KH. Abdullah Faqih dan KH. Abdurrochman Chudlori kemudian mengembangkan menjadi Tim 9 pada pertemuan di Pondok Pesantren Langitan, Widang, Tuban, hari Kamis tanggal 14 September 2006. Tim 9 berkembang menjadi Tim 17 dalam rapat hari Jum’at tanggal 21 September 2006 di Pondok Pesantren Lirboyo, Kediri, dan dilengkapi dengan Tim 13 Asistensi. Dari serangkaian pertemuan para kiai/ulama tersebut akhirnya bermuara pada pertemuan puncak Tim Tujuh-Belas di Pondok Pesantren Langitan, Widang, Tuban, tanggal 21 Nopember 2006 yang menghasilkan 9 butir kesepakatan. Antara lain para kiai sepakat mendirikan partai politik baru bernama Partai Kebangkitan Nasional Ulama (PKNU) sebagai kelanjutan PKB Ulama yang didzolimi oleh pengadilan dan kekuasaan. Puncaknya, 31 Maret 2007, PKNU resmi dideklarasikan di di Pondok Pesantren (Ponpes) Langitan, Widang, Tuban. Acara di ponpes asuhan kiai khos KH Abdullah Faqih itu juga dihadiri ribuan simpatisan PKNU dari berbagai daerah. Sebelum deklarasi dibacakan Choirul Anam---Ketua Umum DPP PKNU---tampil 17 ulama deklarator PKNU. Kemudian dilakukan istighotsah untuk keselamatan bangsa yang dipimpin KH Abdullah Faqih. Setelah itu dilanjutkan penyerahan bendera PKNU---yang sebelumnya diarak dari Surabaya menuju Langitan---kepada Anam. Maka, publik pun mafhum bahwa PKNU dibidani oleh Kiai Langitan atau Kiai Khos. Tak dapat dipungkiri juga bahwa Kiai Langitan merasa dikecewakan dan ditinggalkan Gus Dur. Ringkasnya, Kiai Langitan berada di belakang PKNU.

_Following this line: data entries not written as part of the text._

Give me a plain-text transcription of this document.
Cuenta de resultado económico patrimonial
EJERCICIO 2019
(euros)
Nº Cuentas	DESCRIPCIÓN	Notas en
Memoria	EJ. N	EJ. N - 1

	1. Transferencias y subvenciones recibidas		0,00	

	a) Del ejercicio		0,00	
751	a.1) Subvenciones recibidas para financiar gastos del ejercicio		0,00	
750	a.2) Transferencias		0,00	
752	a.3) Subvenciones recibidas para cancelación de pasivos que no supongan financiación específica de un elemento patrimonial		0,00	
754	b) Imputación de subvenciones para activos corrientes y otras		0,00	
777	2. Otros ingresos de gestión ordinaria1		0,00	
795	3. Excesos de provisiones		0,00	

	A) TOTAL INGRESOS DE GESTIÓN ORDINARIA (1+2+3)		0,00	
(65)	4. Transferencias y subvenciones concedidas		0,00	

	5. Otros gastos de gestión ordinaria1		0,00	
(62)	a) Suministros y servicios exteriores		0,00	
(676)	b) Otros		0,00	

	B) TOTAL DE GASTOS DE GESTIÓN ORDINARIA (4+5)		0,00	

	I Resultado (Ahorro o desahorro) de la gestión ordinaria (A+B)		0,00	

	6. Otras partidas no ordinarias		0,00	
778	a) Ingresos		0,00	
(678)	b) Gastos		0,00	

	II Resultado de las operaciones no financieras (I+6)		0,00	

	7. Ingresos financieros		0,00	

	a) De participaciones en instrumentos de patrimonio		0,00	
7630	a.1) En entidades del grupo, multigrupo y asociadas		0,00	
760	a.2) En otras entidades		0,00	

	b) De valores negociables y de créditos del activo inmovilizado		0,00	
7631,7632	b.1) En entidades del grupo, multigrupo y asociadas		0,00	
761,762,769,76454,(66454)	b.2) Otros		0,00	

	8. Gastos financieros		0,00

Berebut Suara Kaum Nahdliyin
Kaum nahdliyin ibarat seorang gadis yang sedang ranum-ranumnya. Dia selalu diperebutkan setiap perjaka yang hendak meminangnya. Metafora itu ingin menggambarkan bahwa sepanjang perjalanan politik Indonesia, nahdliyin selalu menjadi basis massa yang diperebutkan partai politik yang ada. Pada Pemilu 1955 ketika NU masih menjadi partai berhasil mendapatkan suara 18,92 persen. Pemilu 1955 diikuti 28 partai Suara itu meningkat menjadi 18,67 persen pada Pemilu 1971 yang diikuti 12 partai. Pemilu 1977, NU berfusi kepada PPP. Kebangkitan Islam politik pada Pemilu 1999 tidak juga membuat bintang partai NU kian terang. Waktu itu, dari 48 partai politik peserta Pemilu terdapat 10 partai Islam. Empat diantaranya berdiri di lingkungan NU, yaitu PKB[11], Partai Kebangkitan Ummat (PKU) pimpinan Kiai Yusuf Hasyim, Partai Nahdlatul Ummah (PNU)[12], dan Partai Solidaritas Nasional Indonesia (Suni) yang dideklarasikan Abu Hasan[13]. Dalam Pemilu 1999 itu ke-4 partai tersebut memperolah suara seperti yang disajikan dalam tabel dibawah ini :
Tabel 3
Perolahan Suara Partai yang Mengklaim Berbasis NU pada Pemilu 1999
No | Partai Politik | Perolehan Suara |
1. | Partai Kebangkitan Bangsa | 51 kursi (12,60 %) |
2. | Partai Nahdlatul Ummat | 3 kursi (0,64 %) |
3. | Partai Kebangkitan Ummat | 1 kursi (0,23%) |
4. | Partai SUNI | Tidak mendapatkan kursi (0,17 %) |
Sumber : diolah dari berbagai sumber
Menariknya lagi, pada Pemilu 1999 terdengar kabar yang sangat mencuat bahwa diantara empat partai yang ‘berbau NU’ tersebut, warga NU ‘wajib’ hukumnya mencoblos PKB. Sebaliknya, jika warga NU tak mencoblos PKB, maka dia dituding telah ‘keluar’ dari identitas ke NU-annya. Implikasinya, konflik terbuka diperkirakan akan terjadi sengit. Pemilu 1999 menunjukkan terjadinya penggunaan ajaran agama untuk mobilisasi dukungan partai politik dikalangan kaum nahdliyin. Para kiai yang kebetulan menjadi fungsionaris partai politik dimanfaatkan agar dapat memberi fatwa-fatwa untuk memperkuat legitimasi partai di mata warga nahdliyin. Tak pelak lagi, ‘perang ayat’ dan fatwa antar kiai NU pun tak terelakkan. Alhasil, warga nahdliyin rentan terhadap friksi-friksi di dalam, sehingga membuka peluang bagi konflik-konflik terbuka. Faktanya konflik horizontal di kalangan warga nahdliyin memang terjadi. Kasus di Jepara, Surabaya, Pekalongan dan Yogyakarta menggambarkan bagaimana sesama warga nahdliyin melakukan tindakan-tindakan kekerasan terhadap sesama nahdliyin lainnya.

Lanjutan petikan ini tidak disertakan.